CCRL update (28th September 2007)

Discussion of computer chess matches and engine tournaments.

Moderators: hgm, Rebel, chrisw

User avatar
Graham Banks
Posts: 41435
Joined: Sun Feb 26, 2006 10:52 am
Location: Auckland, NZ

CCRL update (28th September 2007)

Post by Graham Banks »

The September 28th update of the CCRL Rating Lists and Statistics is now available for viewing at:
http://www.computerchess.org.uk/ccrl/4040/

The links to the various rating lists can be found just beneath the default Best Versions list.
For example there is a 32-bit Single CPU list.

Our standard testing is at 40 moves in 40 minutes repeating while our current blitz testing is at both 40 moves in 4 minutes repeating and 40 moves in 12 minutes repeating, all adjusted to the AMD64 X2 4600+ (2.4GHz).

Currently active testers in our team are:
Graham Banks, Ray Banks, Shaun Brewer, Kirill Kryukov, Dom Leste, Tom Logan, Andreas Schwartmann, Charles Smith, George Speight, Chris Taylor, Chuck Wilson, Gabor Szots and Martin Thoresen.

A big thanks to all testers as usual for their efforts this week.


40/40 Notes

There currently 77,370 games in our 40/40 database.

Many engines on our list have few games and in many cases their ratings are likely to fluctuate (markedly for some) until a lot more games are played. Therefore no conclusions should be drawn about their strength yet.
To illustrate this point, when an engine has 200 games played, the error margin is still approximately +-40 ELO, after 500 games +-25 ELO, after 1000 games +-17 ELO and even after 2000 games there is a +-13 ELO error margin!
This of course highlights the importance of looking at other rating lists that are also available in order to draw comparisons and get a more accurate overall picture.


Multi CPU Engines

Testing of Zappa Mexico 64-bit 4CPU is still in its infancy, but after 187 games it lies about 60 ELO behind Rybka 2.3.2a 64-bit 4CPU.

Naum 2.2 64-bit 4CPU is in third spot a further 50 ELO back and Hiarcs 11.1 4CPU in fourth is not too far behind.
We hope to give Hiarcs 11.2 64-bit 4CPU more games although all indications are that it will not surpass its predecessor, and with Hiarcs 12 supposedly not far away, it is not a priority at present.
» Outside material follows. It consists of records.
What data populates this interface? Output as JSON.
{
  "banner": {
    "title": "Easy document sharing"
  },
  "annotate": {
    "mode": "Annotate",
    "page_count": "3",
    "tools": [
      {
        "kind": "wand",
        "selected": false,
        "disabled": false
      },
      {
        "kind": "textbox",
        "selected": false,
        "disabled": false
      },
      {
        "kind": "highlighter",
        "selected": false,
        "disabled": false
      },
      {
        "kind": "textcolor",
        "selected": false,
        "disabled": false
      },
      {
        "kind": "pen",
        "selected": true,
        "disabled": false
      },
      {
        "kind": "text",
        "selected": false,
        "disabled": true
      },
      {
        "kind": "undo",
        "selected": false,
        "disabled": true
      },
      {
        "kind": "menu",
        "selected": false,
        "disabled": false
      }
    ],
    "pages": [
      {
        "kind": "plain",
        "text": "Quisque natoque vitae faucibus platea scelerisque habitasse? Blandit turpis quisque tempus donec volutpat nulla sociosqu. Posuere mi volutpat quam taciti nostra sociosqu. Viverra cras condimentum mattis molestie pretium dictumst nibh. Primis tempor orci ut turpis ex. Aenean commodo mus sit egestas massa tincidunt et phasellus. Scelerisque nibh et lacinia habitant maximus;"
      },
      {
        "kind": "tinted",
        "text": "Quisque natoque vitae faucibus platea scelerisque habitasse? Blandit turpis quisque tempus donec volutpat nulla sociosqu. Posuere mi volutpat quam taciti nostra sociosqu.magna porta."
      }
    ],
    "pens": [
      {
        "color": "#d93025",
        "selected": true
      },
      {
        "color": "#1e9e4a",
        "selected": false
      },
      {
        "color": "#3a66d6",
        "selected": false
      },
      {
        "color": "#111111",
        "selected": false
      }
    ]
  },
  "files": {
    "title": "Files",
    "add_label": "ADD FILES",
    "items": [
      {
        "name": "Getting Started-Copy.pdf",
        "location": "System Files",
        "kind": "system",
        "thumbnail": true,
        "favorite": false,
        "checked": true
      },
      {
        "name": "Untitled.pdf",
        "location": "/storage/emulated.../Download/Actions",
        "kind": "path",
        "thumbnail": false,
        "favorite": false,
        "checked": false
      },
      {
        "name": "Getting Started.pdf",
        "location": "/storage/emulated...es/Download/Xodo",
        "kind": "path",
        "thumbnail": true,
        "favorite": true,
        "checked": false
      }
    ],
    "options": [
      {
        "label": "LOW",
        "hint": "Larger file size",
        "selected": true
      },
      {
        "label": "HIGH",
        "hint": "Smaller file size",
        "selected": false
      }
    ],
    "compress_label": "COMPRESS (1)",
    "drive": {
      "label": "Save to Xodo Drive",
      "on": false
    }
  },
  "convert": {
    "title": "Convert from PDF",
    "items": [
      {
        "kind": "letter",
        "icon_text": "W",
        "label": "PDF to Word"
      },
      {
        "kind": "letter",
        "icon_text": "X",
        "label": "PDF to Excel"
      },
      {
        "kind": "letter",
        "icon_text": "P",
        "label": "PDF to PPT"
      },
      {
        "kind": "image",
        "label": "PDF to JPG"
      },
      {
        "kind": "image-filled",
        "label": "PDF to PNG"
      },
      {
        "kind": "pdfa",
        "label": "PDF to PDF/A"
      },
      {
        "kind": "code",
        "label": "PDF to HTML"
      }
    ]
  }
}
Loop M1-T 64-bit 4CPU is next in the pecking order, ahead of the oldies - Deep Shredder 10 64-bit 4CPU, Deep Fritz 10 4CPU and Deep Junior 10 4CPU.
On our growing list of things to do, we would like to give more games to Deep Fritz 10 2CPU to see whether performs better than Deep Fritz 10 4CPU as has been reported elsewhere.

Glaurung 2 epsilon/5 64-bit 2CPU is the strongest free engine on this list.


Single CPU Engines

Rybka 2.3.2a leads the ratings here as well, although by a slightly larger margin.
The 64-bit version has a good edge over the 32-bit version.

As more games are played, we would expect Zappa Mexico to cement the second spot that it currently holds.

Toga II 1.3.1, Loop M1-T, Fruit 051103, Hiarcs 11.1 and Naum 2.2 all appear to be close in strength, and are ahead of Fritz 10, Shredder 10 and Strelka 1.8.
Hiarcs 11.2 now has 300+ games and remains lower in rating than Hiarcs 11.1.

With 400+ games now under its belt, Deep Sjeng 2.7 has disappointingly slipped back to around the level of Spike 1.2 Turin and Junior 10.
According to our testing, Junior 10.1 is weaker than Junior 10, and somebody noted that it no longer seemed to be available.

Ktulu 8.0, SmarThink 1.00, Glaurung 2 epsilon/5 and Chess Tiger 2007.1 are 40-50 ELO further back.


Free Single CPU Engines

Rybka 1.0 narrowly retains its crown as the top free engine ahead of Toga II 1.3.1.

Fruit 051103 seems to the strongest Fruit ahead of 2.3.1, but both need many more games.

Strelka 1.8 and Spike 1.2 Turin come in next, well ahead of Glaurung 2 epsilon/5 and Naum 2.0 which are likewise well ahead of Scorpio 1.91.

Alaric 707, Movei 0.08.438, SlowChess Blitz WV2.1, Delfi 5.1, Zappa 1.1, WildCat 7, Pro Deo 1.2 and List 512 are within a 30 ELO point range of each other.
With 600+ games now under its belt, Movei 0.08.438 is a massive 100+ ELO improvement over previous versions. Well done Uri!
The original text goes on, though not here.